Résurgences | ft Ian Cel2Mn1 Résurgences | ft Ian SxWuaE6 Résurgences | ft Ian PCXwL9G

"Tomorrow is another day,
Today is another bomb."

En un mot : Chasseur et Fils d'Abraham. Foi, Ferveur, Fardeau.
Qui es-tu ? :
"You never thought we'd go to war,
after all the things we saw."

✞ Deuxième fils d'une fratrie de trois. Cadet d'une famille de chasseurs aux traditions transmises par les pères d'aussi loin que la mémoire puisse remonter, dans les forêts d'Europe de l'Est ; racines plantées aux environs de Prague.
✞ Il tue les monstres, et particulièrement les Longue-Vies, Grandes-Dents ou fils de Caïn, qu'importe le nom qu'on leur donne : ennemi des vampires comme des lycanthropes, lorsque son frère aîné requiert son aide.
✞ Naissance à Boston, la cité-bloc balayée par les vents de l'Atlantique. Ville délaissée pour la chaude et discrète Baltimore, dans le giron des brumes de Poe. Ville adoptée, chérie comme Washington D.C.
✞ Sportif de toujours, ancien étudiant modelé par les matchs, les courses et les sauts ; a décroché une bourse pour l'université et n'a jamais cessé de tailler ce corps solide et agile lorsqu'il le faut.
✞ Il a prêté serment : docteur vouant son existence au soin des hommes, des femmes, des vieillards et des enfants. Confident de tant d'inconnus qu'il en a parfois le tournis, rassure et prescrit, soutient infirmières et collègues. Mains assez robustes pour soutenir un grand gaillard mais assez tendres pour préserver un nouveau-né.
✞ Pilier des Calloway ; homme réputé pour sa dignité, sa réserve et ses colères froides. Gardien de tous les secrets, jusqu'au plus purulent. Cherche à préserver les fondations du clan par tous les moyens, malgré les humeurs des uns et des autres.
✞ Médecin de mort, employé pendant plus de dix ans au WFC, organisme financé par les bourses du PASUA pour expérimenter sur les hommes abandonnés par leur raison, comme sur quelques CESS (les limites de l'esprit et du corps). Vie de fuyard depuis l'effondrement du site et la mort de son collègue et ami, assassiné par leur Némésis.
✞ A recueilli sa nièce Nova Calloway, en conflit permanent avec un père vétéran du 11 septembre et une mère aux abonnés absents. L'a arraché aux gratte-ciel de New York pour Baltimore, et désormais Shreveport. Non-dits, et silences douteux.
✞ Espère trouver anonymat, soutien et protection à Shreveport, entouré d'anti-surnats, et passe sa vie à esquiver les conséquences d'une décennie de péchés, que son Dieu est pourtant censé tolérer. En attente du regroupement des Calloway en Louisiane.
✞ N'aime que la ville. Il hait le soleil et l'humidité permanente qui s'abattent sur tous les États du Sud, pour lesquels il ne voue absolument aucune affection. En recherche de repères, passant d'un quotidien presque insouciant à un bras de fer de tous les instants.
✞ Tempérance et liberté. Aime le genre humain, de ses défauts les plus anodins aux tordus dont il questionne les esprits (poursuivre l'œuvre commune le liant à Carl Weiss). Horrifié par le monde dans lequel il vit, sans se résoudre à lâcher prise sur les démons à combattre.

✞LAST MAN STANDING✞

Résurgences | ft Ian EossTie Résurgences | ft Ian ENSBj8G Résurgences | ft Ian DQLsZnr

"Tomorrow never comes until it's too late."
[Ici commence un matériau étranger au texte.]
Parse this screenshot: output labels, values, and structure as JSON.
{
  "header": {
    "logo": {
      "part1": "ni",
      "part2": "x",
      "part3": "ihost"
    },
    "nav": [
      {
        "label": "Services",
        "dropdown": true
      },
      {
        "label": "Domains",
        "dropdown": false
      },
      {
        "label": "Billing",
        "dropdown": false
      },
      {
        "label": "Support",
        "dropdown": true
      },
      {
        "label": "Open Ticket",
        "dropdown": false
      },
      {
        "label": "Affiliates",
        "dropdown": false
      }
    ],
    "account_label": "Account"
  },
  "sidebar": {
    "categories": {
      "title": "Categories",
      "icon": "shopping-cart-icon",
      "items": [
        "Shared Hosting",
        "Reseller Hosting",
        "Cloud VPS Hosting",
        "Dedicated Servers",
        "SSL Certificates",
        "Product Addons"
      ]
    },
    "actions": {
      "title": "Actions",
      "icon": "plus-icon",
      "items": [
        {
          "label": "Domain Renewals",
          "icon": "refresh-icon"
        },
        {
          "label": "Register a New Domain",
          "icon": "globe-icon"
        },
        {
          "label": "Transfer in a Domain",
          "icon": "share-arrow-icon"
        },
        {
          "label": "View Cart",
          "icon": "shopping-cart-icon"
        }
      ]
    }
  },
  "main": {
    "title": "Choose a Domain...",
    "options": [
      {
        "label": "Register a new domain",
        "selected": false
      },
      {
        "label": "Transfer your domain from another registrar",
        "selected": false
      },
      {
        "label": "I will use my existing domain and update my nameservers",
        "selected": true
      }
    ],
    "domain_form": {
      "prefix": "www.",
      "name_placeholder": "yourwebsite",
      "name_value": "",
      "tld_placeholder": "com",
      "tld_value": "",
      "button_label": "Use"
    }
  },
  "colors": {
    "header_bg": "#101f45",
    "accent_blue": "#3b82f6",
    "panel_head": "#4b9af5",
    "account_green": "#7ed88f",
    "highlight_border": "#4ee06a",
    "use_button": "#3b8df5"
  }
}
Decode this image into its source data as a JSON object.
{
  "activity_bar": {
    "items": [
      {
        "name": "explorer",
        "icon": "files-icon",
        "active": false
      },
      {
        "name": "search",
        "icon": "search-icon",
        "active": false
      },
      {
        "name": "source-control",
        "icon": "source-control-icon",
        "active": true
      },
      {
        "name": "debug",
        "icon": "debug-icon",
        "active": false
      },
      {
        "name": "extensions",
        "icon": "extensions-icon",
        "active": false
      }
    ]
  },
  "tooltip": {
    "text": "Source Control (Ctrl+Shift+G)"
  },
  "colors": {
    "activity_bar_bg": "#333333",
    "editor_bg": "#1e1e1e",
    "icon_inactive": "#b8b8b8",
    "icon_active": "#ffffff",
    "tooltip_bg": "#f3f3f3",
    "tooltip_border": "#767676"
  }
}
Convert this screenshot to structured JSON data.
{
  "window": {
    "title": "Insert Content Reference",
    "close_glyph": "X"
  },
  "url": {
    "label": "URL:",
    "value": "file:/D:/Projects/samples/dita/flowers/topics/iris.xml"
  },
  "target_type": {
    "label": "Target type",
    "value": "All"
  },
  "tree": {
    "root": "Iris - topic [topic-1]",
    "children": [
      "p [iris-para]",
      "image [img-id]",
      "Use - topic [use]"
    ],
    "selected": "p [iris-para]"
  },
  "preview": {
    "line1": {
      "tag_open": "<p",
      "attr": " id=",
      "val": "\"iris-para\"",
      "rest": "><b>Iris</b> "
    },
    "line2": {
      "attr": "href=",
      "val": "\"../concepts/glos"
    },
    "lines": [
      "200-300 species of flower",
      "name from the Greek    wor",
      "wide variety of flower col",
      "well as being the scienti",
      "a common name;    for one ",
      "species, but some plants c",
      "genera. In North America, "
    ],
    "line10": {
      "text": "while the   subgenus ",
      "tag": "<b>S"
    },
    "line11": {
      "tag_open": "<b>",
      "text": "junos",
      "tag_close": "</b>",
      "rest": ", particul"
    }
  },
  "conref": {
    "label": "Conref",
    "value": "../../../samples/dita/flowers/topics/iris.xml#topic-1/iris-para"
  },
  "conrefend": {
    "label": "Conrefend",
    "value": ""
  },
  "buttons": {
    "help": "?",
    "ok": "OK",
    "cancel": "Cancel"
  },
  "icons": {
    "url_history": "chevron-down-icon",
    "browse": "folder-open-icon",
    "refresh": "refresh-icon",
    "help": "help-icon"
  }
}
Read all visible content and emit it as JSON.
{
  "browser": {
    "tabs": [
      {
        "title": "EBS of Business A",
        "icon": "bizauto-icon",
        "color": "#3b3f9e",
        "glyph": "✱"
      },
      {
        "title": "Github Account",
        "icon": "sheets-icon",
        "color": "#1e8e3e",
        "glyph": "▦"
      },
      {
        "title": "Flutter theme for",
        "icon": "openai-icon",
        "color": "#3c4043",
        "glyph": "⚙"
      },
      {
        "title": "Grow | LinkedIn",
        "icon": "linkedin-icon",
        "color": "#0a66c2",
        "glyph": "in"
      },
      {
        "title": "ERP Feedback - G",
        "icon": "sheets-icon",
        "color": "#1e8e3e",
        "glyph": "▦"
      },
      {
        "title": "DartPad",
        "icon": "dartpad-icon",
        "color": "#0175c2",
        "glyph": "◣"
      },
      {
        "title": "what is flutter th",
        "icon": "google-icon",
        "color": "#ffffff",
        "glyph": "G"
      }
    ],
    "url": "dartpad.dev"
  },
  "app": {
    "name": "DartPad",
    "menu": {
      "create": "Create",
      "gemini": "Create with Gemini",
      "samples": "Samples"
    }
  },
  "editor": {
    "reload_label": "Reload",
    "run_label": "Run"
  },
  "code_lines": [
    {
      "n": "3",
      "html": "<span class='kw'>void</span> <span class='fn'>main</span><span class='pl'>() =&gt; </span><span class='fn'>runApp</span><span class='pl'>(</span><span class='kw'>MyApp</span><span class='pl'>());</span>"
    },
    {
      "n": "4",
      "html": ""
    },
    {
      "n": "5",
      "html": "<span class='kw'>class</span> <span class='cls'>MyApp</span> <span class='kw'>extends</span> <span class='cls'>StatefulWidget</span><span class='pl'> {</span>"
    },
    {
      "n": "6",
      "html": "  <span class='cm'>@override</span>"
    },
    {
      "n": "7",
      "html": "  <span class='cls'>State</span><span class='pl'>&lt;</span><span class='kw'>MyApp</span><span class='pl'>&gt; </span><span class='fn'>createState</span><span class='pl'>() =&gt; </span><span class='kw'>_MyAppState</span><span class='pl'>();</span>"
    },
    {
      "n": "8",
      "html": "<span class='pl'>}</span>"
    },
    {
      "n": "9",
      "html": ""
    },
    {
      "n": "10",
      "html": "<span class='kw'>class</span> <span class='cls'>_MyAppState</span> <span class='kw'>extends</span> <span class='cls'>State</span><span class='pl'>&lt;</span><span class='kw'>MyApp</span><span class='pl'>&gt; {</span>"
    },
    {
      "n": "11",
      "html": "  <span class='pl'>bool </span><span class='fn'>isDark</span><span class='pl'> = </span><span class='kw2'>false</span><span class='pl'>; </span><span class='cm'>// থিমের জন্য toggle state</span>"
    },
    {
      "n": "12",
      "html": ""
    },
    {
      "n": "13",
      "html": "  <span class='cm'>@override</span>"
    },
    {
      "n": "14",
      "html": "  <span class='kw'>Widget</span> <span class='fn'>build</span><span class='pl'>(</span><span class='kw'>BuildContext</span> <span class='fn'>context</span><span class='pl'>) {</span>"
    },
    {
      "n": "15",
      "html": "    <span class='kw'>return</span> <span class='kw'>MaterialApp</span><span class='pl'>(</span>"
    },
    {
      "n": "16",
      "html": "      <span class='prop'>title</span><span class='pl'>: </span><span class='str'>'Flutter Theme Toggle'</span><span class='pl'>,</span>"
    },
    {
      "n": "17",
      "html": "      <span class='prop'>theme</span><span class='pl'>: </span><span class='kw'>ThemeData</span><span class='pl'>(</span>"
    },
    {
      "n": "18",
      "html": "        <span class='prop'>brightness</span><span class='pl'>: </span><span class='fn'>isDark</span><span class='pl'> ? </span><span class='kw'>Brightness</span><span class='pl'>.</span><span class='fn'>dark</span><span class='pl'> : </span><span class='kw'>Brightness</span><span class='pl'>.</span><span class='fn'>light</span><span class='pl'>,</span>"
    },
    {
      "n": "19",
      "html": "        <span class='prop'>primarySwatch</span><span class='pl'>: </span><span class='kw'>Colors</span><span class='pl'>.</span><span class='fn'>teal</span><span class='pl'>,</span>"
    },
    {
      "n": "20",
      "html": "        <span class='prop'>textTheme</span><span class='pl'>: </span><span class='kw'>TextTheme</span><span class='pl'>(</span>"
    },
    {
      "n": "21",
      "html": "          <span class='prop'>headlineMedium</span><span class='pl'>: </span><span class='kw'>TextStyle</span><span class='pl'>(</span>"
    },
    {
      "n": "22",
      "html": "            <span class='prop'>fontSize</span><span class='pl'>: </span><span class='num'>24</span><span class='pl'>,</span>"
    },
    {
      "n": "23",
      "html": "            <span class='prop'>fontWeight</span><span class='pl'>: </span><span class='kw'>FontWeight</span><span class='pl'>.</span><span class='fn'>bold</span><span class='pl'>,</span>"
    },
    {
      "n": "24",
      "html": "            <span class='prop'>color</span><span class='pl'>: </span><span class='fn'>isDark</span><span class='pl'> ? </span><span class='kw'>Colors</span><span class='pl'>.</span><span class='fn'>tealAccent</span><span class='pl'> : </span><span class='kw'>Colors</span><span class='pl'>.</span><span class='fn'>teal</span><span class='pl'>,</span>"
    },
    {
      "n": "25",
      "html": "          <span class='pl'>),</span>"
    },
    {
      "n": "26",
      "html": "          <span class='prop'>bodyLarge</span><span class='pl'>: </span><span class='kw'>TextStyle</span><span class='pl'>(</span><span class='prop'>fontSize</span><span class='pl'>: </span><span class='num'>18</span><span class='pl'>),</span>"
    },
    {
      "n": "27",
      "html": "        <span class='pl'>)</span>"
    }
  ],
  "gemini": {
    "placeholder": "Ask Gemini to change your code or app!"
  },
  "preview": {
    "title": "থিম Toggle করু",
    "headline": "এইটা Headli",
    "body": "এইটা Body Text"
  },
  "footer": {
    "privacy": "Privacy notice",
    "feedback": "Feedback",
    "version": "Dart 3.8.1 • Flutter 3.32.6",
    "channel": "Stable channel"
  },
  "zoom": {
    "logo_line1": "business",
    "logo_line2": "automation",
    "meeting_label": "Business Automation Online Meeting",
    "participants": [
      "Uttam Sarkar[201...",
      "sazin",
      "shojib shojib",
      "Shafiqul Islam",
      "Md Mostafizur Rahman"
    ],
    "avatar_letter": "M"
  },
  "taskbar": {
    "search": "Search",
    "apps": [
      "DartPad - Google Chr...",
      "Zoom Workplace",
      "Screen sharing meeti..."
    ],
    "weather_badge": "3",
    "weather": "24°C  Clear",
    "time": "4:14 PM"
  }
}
Facultés : ✞ Formé au maniement des armes à feu en tout genre : armes de poing comme armes lourdes, si les circonstances l'exigent.
✞ Ne craint pas le corps-à-corps ni les combats à l'arme blanche, même s'ils ne suscitent aucune appétence en lui.
✞ Chasseur respectueux des traditions de son clan. Arme traditionnelle : arbalète aux carreaux d'argent. Terrain de prédilection via les chasses en hauteur et les pérégrinations casse-gueules sur les toits.
✞ Porteur d'une Foi qui guide son bras et protège sa chair vulnérable. Croyant tâchant de ne pas trébucher.
Thème : Unbreakable ✞ James Newton Howard.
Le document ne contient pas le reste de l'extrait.